To me this is one of the clearest advantages available when extracting functions. The problem though, is when this effect leads us to having long argument lists in our newly extracted functions. In the snippet above, testdoubleDescription
is the worst offender with three arguments. In cases where argument lists become unwieldy, I’d consider introducing a parameter object (this also creates a name for the grouping of variables, which is sometimes a huge win).
There is now a new naming pattern
After extracting all of testdoubleDescription
, stubbingDescription
and callDescription
, even if we hadn’t named them all similarly, it’d be a good idea to question whether we should. Since all three functions were born out of the same original function, chances are pretty good they’ve got some things in common, and that should be reflected in their names.
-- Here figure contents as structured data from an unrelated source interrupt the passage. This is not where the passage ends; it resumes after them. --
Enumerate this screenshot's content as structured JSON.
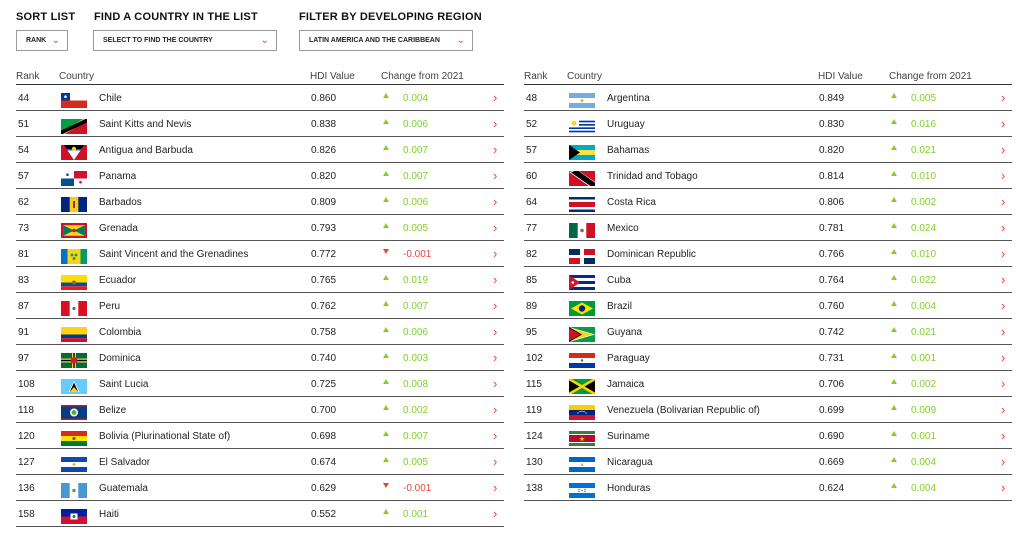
{
  "controls": {
    "sort": {
      "label": "SORT LIST",
      "value": "RANK"
    },
    "find": {
      "label": "FIND A COUNTRY IN THE LIST",
      "value": "SELECT TO FIND THE COUNTRY"
    },
    "filter": {
      "label": "FILTER BY DEVELOPING REGION",
      "value": "LATIN AMERICA AND THE CARIBBEAN"
    }
  },
  "columns": {
    "rank": "Rank",
    "country": "Country",
    "hdi": "HDI Value",
    "change": "Change from 2021"
  },
  "left": [
    {
      "rank": "44",
      "country": "Chile",
      "hdi": "0.860",
      "change": "0.004",
      "dir": "up",
      "flag": "chile"
    },
    {
      "rank": "51",
      "country": "Saint Kitts and Nevis",
      "hdi": "0.838",
      "change": "0.006",
      "dir": "up",
      "flag": "saint-kitts-and-nevis"
    },
    {
      "rank": "54",
      "country": "Antigua and Barbuda",
      "hdi": "0.826",
      "change": "0.007",
      "dir": "up",
      "flag": "antigua-and-barbuda"
    },
    {
      "rank": "57",
      "country": "Panama",
      "hdi": "0.820",
      "change": "0.007",
      "dir": "up",
      "flag": "panama"
    },
    {
      "rank": "62",
      "country": "Barbados",
      "hdi": "0.809",
      "change": "0.006",
      "dir": "up",
      "flag": "barbados"
    },
    {
      "rank": "73",
      "country": "Grenada",
      "hdi": "0.793",
      "change": "0.005",
      "dir": "up",
      "flag": "grenada"
    },
    {
      "rank": "81",
      "country": "Saint Vincent and the Grenadines",
      "hdi": "0.772",
      "change": "-0.001",
      "dir": "down",
      "flag": "saint-vincent"
    },
    {
      "rank": "83",
      "country": "Ecuador",
      "hdi": "0.765",
      "change": "0.019",
      "dir": "up",
      "flag": "ecuador"
    },
    {
      "rank": "87",
      "country": "Peru",
      "hdi": "0.762",
      "change": "0.007",
      "dir": "up",
      "flag": "peru"
    },
    {
      "rank": "91",
      "country": "Colombia",
      "hdi": "0.758",
      "change": "0.006",
      "dir": "up",
      "flag": "colombia"
    },
    {
      "rank": "97",
      "country": "Dominica",
      "hdi": "0.740",
      "change": "0.003",
      "dir": "up",
      "flag": "dominica"
    },
    {
      "rank": "108",
      "country": "Saint Lucia",
      "hdi": "0.725",
      "change": "0.008",
      "dir": "up",
      "flag": "saint-lucia"
    },
    {
      "rank": "118",
      "country": "Belize",
      "hdi": "0.700",
      "change": "0.002",
      "dir": "up",
      "flag": "belize"
    },
    {
      "rank": "120",
      "country": "Bolivia (Plurinational State of)",
      "hdi": "0.698",
      "change": "0.007",
      "dir": "up",
      "flag": "bolivia"
    },
    {
      "rank": "127",
      "country": "El Salvador",
      "hdi": "0.674",
      "change": "0.005",
      "dir": "up",
      "flag": "el-salvador"
    },
    {
      "rank": "136",
      "country": "Guatemala",
      "hdi": "0.629",
      "change": "-0.001",
      "dir": "down",
      "flag": "guatemala"
    },
    {
      "rank": "158",
      "country": "Haiti",
      "hdi": "0.552",
      "change": "0.001",
      "dir": "up",
      "flag": "haiti"
    }
  ],
  "right": [
    {
      "rank": "48",
      "country": "Argentina",
      "hdi": "0.849",
      "change": "0.005",
      "dir": "up",
      "flag": "argentina"
    },
    {
      "rank": "52",
      "country": "Uruguay",
      "hdi": "0.830",
      "change": "0.016",
      "dir": "up",
      "flag": "uruguay"
    },
    {
      "rank": "57",
      "country": "Bahamas",
      "hdi": "0.820",
      "change": "0.021",
      "dir": "up",
      "flag": "bahamas"
    },
    {
      "rank": "60",
      "country": "Trinidad and Tobago",
      "hdi": "0.814",
      "change": "0.010",
      "dir": "up",
      "flag": "trinidad-and-tobago"
    },
    {
      "rank": "64",
      "country": "Costa Rica",
      "hdi": "0.806",
      "change": "0.002",
      "dir": "up",
      "flag": "costa-rica"
    },
    {
      "rank": "77",
      "country": "Mexico",
      "hdi": "0.781",
      "change": "0.024",
      "dir": "up",
      "flag": "mexico"
    },
    {
      "rank": "82",
      "country": "Dominican Republic",
      "hdi": "0.766",
      "change": "0.010",
      "dir": "up",
      "flag": "dominican-republic"
    },
    {
      "rank": "85",
      "country": "Cuba",
      "hdi": "0.764",
      "change": "0.022",
      "dir": "up",
      "flag": "cuba"
    },
    {
      "rank": "89",
      "country": "Brazil",
      "hdi": "0.760",
      "change": "0.004",
      "dir": "up",
      "flag": "brazil"
    },
    {
      "rank": "95",
      "country": "Guyana",
      "hdi": "0.742",
      "change": "0.021",
      "dir": "up",
      "flag": "guyana"
    },
    {
      "rank": "102",
      "country": "Paraguay",
      "hdi": "0.731",
      "change": "0.001",
      "dir": "up",
      "flag": "paraguay"
    },
    {
      "rank": "115",
      "country": "Jamaica",
      "hdi": "0.706",
      "change": "0.002",
      "dir": "up",
      "flag": "jamaica"
    },
    {
      "rank": "119",
      "country": "Venezuela (Bolivarian Republic of)",
      "hdi": "0.699",
      "change": "0.009",
      "dir": "up",
      "flag": "venezuela"
    },
    {
      "rank": "124",
      "country": "Suriname",
      "hdi": "0.690",
      "change": "0.001",
      "dir": "up",
      "flag": "suriname"
    },
    {
      "rank": "130",
      "country": "Nicaragua",
      "hdi": "0.669",
      "change": "0.004",
      "dir": "up",
      "flag": "nicaragua"
    },
    {
      "rank": "138",
      "country": "Honduras",
      "hdi": "0.624",
      "change": "0.004",
      "dir": "up",
      "flag": "honduras"
    }
  ],
  "colors": {
    "up": "#7ed321",
    "down": "#e8453c",
    "chevron": "#e8453c"
  }
}
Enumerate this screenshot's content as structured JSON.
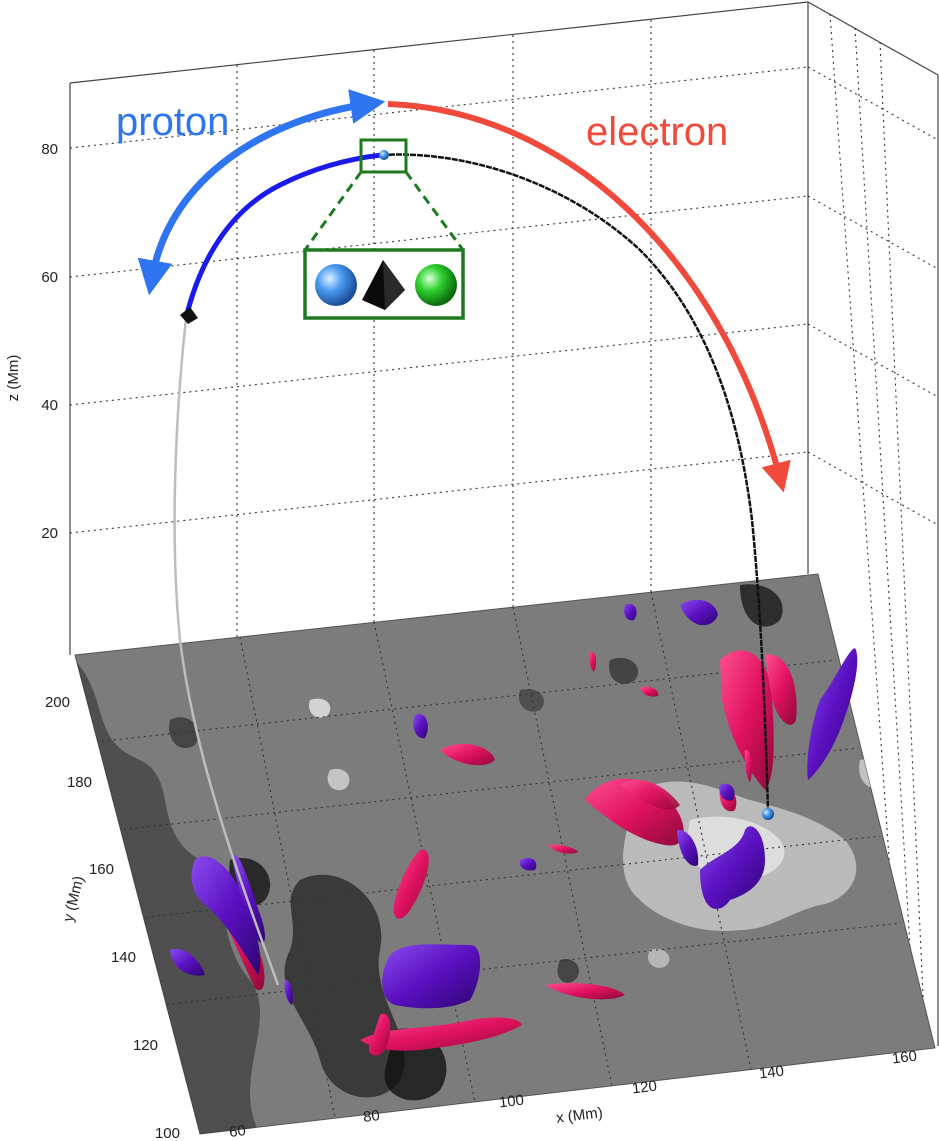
{
  "axes": {
    "z": {
      "label": "z (Mm)",
      "ticks": [
        "20",
        "40",
        "60",
        "80"
      ]
    },
    "y": {
      "label": "y (Mm)",
      "ticks": [
        "100",
        "120",
        "140",
        "160",
        "180",
        "200"
      ]
    },
    "x": {
      "label": "x (Mm)",
      "ticks": [
        "60",
        "80",
        "100",
        "120",
        "140",
        "160"
      ]
    }
  },
  "annotations": {
    "proton": "proton",
    "electron": "electron"
  },
  "colors": {
    "proton_arrow": "#2f74f0",
    "electron_arrow": "#f04a3c",
    "proton_trajectory": "#1a1aee",
    "electron_trajectory": "#111111",
    "magnetogram_base": "#7a7a7a",
    "isosurface_positive": "#e0125f",
    "isosurface_negative": "#5a10c0",
    "inset_border": "#1f7a1f"
  },
  "inset": {
    "items": [
      "sphere-blue",
      "pyramid-black",
      "sphere-green"
    ]
  }
}
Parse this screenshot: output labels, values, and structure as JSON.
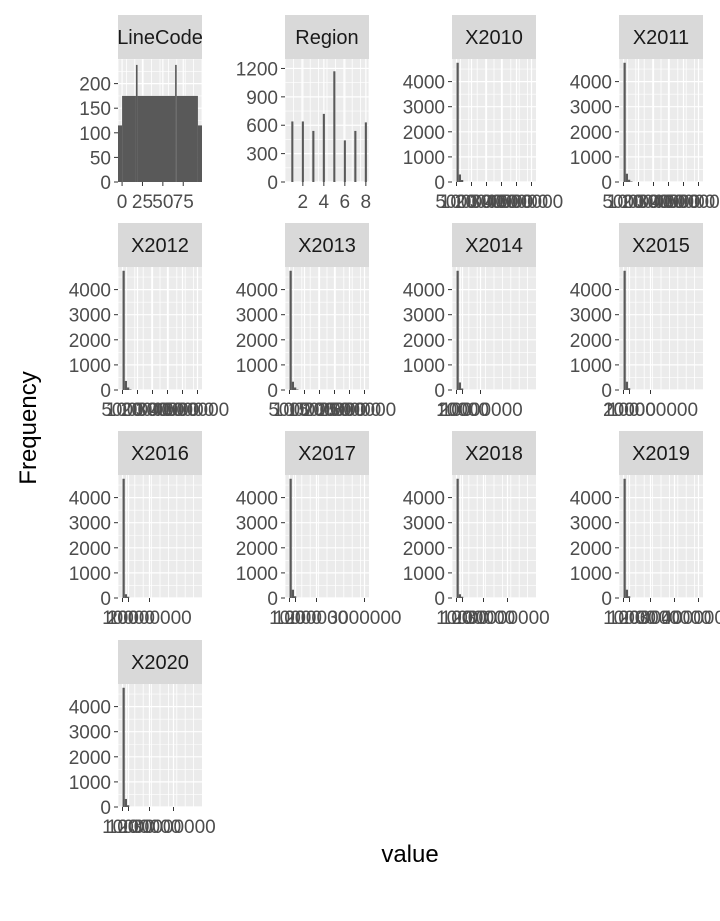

We could also consider extracting a new class here to contain these functions as a way to quickly show readers of the code that these functions are related.
Final thoughts
I’d say that by far most of the time and in most software systems it’s best to extract functions liberally. That said, I’ve tried to stay somewhat neutral about the pros and cons of this refactoring in the above descriptions. Knowing about as many effects as possible of the changes you’re making to a system and weighing the benefits and drawbacks is a big part of what separates the novice developers from the good ones. Great developers will consider several different possible functions to extract before settling on the one that they think best balances all the effects of their changes.
If you made it this far, thanks for reading.
Good luck, and happy refactoring.